Using 23 Years of ACS/SBC Data to Understand Backgrounds:Explaining & Predicting Background Variations
Christopher J. R. Clark, Roberto J. Avila, Alyssa Guzman, Norman A. Grogin
TL;DR
By analyzing 8,640 SBC exposures with 23 observational parameters, the study builds a robust Quantile Random Forest model to predict SBC backgrounds and uses SHAP explanations to identify key drivers. The results show that Solar position and SBC temperature dominate background variations in different filters, with geocoronal effects generally modest and Galactic latitude contributing to higher backgrounds near the plane. The work provides actionable guidance for planning ACS/SBC observations to minimize background, such as favoring night-time conditions, enforcing minimum Earth limb angles, and accounting for instrument temperature in scheduling. Overall, the paper delivers a principled framework for predicting and interpreting SBC backgrounds, improving exposure planning and data quality for UV observations.
Abstract
Recent analysis of 23 years of Hubble Space Telescope ACS/SBC data has shown that background levels can vary considerably between observations, with most filters showing over an order of magnitude variation.
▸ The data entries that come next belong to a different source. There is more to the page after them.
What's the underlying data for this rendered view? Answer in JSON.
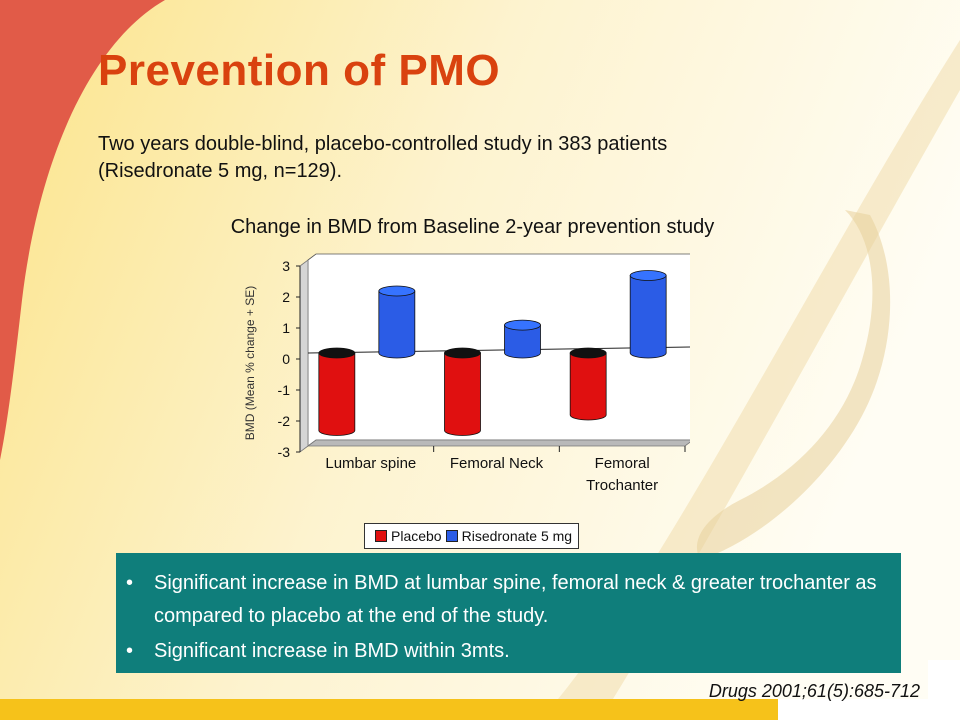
{
  "slide": {
    "title": "Prevention of PMO",
    "intro_line1": "Two years double-blind, placebo-controlled study in 383 patients",
    "intro_line2": "(Risedronate 5 mg, n=129).",
    "citation": "Drugs 2001;61(5):685-712"
  },
  "bullets": [
    "Significant increase in BMD at lumbar spine, femoral neck & greater trochanter as compared to placebo at the end of the study.",
    "Significant  increase in BMD within 3mts."
  ],
  "bullet_symbol": "•",
  "chart_data": {
    "type": "bar",
    "title": "Change in BMD from Baseline 2-year prevention study",
    "xlabel": "",
    "ylabel": "BMD (Mean % change + SE)",
    "categories": [
      "Lumbar spine",
      "Femoral Neck",
      "Femoral Trochanter"
    ],
    "series": [
      {
        "name": "Placebo",
        "values": [
          -2.5,
          -2.5,
          -2.0
        ],
        "color": "#e01010"
      },
      {
        "name": "Risedronate 5 mg",
        "values": [
          2.0,
          0.9,
          2.5
        ],
        "color": "#2b5ce6"
      }
    ],
    "ylim": [
      -3,
      3
    ],
    "yticks": [
      "3",
      "2",
      "1",
      "0",
      "-1",
      "-2",
      "-3"
    ],
    "legend": "bottom",
    "grid": false,
    "style": "3d-cylinder"
  },
  "colors": {
    "title": "#d9420f",
    "bullet_box": "#0f7e7b",
    "accent_red": "#e15b48",
    "accent_yellow": "#f6c21a"
  }
}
For the shorter-wavelength filters, the background is understood to be dominated by airglow; however, what precisely drives background variations is not well constrained for any filter. Here, we explore the causes of the background variation. Using over 8,000 archival SBC observations, we developed a machine learning model that can accurately predict the background for an observation, based upon a set of 23 observational parameters. This model indicates that, depending on filter, the SBC background is generally dominated by Solar elevation, Solar separation angle, Earth limb angle of observation, SBC temperature, and target Galactic latitude.